By the end of December 2020, Dangerous was sold to multiple international territories including Germany, Spain, Portugal, Eastern Europe, the Middle-East and the Commonwealth of Independent States. In March 2021, Lionsgate acquired the distribution rights for the US, UK and Canada.

==Release==
In October 2021, Lionsgate revealed the official poster of the film. Dangerous was released in the US and Canada theatres as well as on-demand on 5 November 2021. On 18 November, it was released in the Middle East followed by release in Europe in mid-December 2021. Dangerous received worldwide DVD and Blu-ray release on 14 December 2021.

==Reception==
On the review aggregator website Rotten Tomatoes, 30% of 20 critics' reviews are positive. Metacritic, which uses a weighted average, assigned the film a score of 27 out of 100, based on 5 critics, indicating "generally unfavorable" reviews.

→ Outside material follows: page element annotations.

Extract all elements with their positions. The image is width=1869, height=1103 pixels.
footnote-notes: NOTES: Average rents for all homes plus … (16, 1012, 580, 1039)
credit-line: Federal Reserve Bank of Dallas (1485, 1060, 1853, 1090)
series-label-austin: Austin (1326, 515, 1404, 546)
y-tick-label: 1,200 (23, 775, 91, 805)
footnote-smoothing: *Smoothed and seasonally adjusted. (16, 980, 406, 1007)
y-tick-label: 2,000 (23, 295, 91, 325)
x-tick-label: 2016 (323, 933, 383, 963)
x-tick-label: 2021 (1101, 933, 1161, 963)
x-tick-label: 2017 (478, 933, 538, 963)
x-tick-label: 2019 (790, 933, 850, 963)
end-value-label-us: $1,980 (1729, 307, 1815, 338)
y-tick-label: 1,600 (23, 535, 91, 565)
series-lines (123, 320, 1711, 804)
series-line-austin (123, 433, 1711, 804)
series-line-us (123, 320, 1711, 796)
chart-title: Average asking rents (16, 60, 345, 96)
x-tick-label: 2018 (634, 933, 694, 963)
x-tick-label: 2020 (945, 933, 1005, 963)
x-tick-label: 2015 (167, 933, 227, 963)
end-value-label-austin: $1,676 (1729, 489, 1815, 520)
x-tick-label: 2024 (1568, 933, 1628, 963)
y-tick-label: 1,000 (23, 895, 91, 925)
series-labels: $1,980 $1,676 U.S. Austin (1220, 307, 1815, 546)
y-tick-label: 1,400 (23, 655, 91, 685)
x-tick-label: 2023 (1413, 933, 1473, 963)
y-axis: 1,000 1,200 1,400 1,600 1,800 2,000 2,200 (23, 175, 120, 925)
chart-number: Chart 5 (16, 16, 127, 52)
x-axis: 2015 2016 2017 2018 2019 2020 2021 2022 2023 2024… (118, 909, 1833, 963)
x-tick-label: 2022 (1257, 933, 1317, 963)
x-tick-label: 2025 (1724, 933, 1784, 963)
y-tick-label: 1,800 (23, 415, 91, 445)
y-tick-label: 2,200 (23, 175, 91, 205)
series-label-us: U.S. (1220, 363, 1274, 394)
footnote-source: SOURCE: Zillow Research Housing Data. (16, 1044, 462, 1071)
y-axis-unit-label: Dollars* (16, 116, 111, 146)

The film was nominated at the 10th Canadian Screen Awards in two categories as well as in two categories at the Golden Raspberry Awards. Dangerous hit Netflix Top 10 Movies in the Netherlands for three weeks in January 2022. The film hit Amazon Prime TOP 10 in Italy, Germany and the US where it stayed for more than seven weeks. Overall, the film hit Top 10 in 17 countries across various streaming services.